Wrapping her arms around herself, she looked out toward Oliver’s, Zach’s, Nicole’s, and Everett’s homes, and across the deep snow that covered the field that would one day hold hers, Kennon’s, and Macie’s homes. It wasn’t a big deal to not lease that building on Main Street. Sure, it had excited her more than anything in her adult life ever had. But yesterday she hadn’t even known about the possibility and she had been just fine. She would be fine without it.

Bored, stuck in a life that wasn’t moving, and feeling vast amounts of potential built up inside of her that she couldn’t seem to tap into, but fine nonetheless. She could go back to that state again and survive.

The door opened behind her, and the warmth from the house touched her backside for a fleeting moment before she heard the door close. Macie stepped up next to her and held out her coat.

“Thanks,” she said, slipping her arms into the sleeves and crossing them in front of her again to help hold in the heat.

Macie zipped her own coat and put her hands in her pockets, looking out across the field with Joselyn.

Joselyn didn’t want to turn around to face the windows of the house in case all eyes were on her, but she was curious. “What’s going on inside?”

Macie lifted a shoulder in a shrug. “Mom and Hannah are leading the charge that you two should work together.
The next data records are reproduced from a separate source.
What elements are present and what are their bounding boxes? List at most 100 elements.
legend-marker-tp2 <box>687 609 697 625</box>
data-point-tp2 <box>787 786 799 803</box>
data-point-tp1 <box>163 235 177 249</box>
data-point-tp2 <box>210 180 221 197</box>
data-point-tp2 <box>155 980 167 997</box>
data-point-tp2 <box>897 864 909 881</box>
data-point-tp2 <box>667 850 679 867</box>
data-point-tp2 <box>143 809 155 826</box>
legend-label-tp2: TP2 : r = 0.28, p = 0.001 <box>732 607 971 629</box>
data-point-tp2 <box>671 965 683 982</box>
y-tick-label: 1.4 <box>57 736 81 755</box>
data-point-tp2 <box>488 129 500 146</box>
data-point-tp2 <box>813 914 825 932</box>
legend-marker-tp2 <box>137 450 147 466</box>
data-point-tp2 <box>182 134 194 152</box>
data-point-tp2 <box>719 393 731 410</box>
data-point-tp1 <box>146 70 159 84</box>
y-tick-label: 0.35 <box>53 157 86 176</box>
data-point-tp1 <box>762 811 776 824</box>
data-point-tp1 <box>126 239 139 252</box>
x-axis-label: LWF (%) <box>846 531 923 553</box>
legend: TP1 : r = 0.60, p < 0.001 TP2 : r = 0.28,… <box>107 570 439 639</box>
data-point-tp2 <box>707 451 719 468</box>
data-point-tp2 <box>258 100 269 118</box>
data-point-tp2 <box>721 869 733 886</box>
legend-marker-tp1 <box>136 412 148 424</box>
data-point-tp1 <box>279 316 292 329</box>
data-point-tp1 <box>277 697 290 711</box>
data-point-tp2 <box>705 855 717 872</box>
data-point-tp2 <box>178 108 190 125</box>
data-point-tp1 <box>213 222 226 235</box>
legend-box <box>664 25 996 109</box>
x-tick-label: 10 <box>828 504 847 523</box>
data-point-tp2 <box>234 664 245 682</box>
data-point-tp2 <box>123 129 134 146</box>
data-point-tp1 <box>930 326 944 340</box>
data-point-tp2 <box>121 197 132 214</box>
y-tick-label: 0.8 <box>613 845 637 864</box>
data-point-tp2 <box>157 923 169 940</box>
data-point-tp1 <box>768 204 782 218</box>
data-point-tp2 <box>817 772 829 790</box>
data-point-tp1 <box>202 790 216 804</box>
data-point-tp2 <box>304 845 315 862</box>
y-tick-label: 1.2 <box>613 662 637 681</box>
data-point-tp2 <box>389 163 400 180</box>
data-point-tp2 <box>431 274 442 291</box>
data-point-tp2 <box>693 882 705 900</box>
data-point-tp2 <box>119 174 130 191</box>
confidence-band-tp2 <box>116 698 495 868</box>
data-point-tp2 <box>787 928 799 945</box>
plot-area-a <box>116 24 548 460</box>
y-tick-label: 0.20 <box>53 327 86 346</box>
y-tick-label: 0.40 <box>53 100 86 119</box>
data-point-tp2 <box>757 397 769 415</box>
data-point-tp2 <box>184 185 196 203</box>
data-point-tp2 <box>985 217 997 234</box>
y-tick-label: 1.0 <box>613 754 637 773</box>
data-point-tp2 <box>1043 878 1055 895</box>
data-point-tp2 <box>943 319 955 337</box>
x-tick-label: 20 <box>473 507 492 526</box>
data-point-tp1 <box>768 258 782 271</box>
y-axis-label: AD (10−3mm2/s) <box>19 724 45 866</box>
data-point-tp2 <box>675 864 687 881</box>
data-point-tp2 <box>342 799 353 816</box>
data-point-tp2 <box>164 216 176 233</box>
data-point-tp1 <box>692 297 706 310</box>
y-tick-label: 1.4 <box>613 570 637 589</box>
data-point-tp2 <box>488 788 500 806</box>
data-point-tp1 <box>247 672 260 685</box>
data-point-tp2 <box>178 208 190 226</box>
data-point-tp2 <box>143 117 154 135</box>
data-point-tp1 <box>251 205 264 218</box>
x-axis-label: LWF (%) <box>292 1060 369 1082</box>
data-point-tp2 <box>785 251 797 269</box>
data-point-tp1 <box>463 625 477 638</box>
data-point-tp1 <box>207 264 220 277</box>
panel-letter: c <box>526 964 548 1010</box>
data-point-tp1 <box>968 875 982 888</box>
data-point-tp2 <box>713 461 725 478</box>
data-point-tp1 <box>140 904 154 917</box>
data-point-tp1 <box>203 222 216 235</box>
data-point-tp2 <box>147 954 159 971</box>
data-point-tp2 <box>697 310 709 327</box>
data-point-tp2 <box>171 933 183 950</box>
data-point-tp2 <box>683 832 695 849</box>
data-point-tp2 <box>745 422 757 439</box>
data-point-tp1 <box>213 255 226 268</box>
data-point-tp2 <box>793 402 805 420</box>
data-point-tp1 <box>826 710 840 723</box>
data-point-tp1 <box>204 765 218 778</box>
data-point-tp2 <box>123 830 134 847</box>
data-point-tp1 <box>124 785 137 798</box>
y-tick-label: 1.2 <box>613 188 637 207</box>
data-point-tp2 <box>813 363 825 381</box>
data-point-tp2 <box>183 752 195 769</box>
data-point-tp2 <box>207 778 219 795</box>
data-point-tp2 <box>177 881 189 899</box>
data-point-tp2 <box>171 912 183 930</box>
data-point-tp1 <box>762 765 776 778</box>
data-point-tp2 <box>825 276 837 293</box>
Everett and Dad, surprisingly, are saying what a bad idea it is and how much potential it could have to cause a rift in the family.”

“And Marcus?”

“He wanted to come out here and tell you that you could have the shop and that he would withdraw his offer from consideration. Nicole and I asked him to wait. You both need some time to think.”

“I’m going to tell him that he can have it.”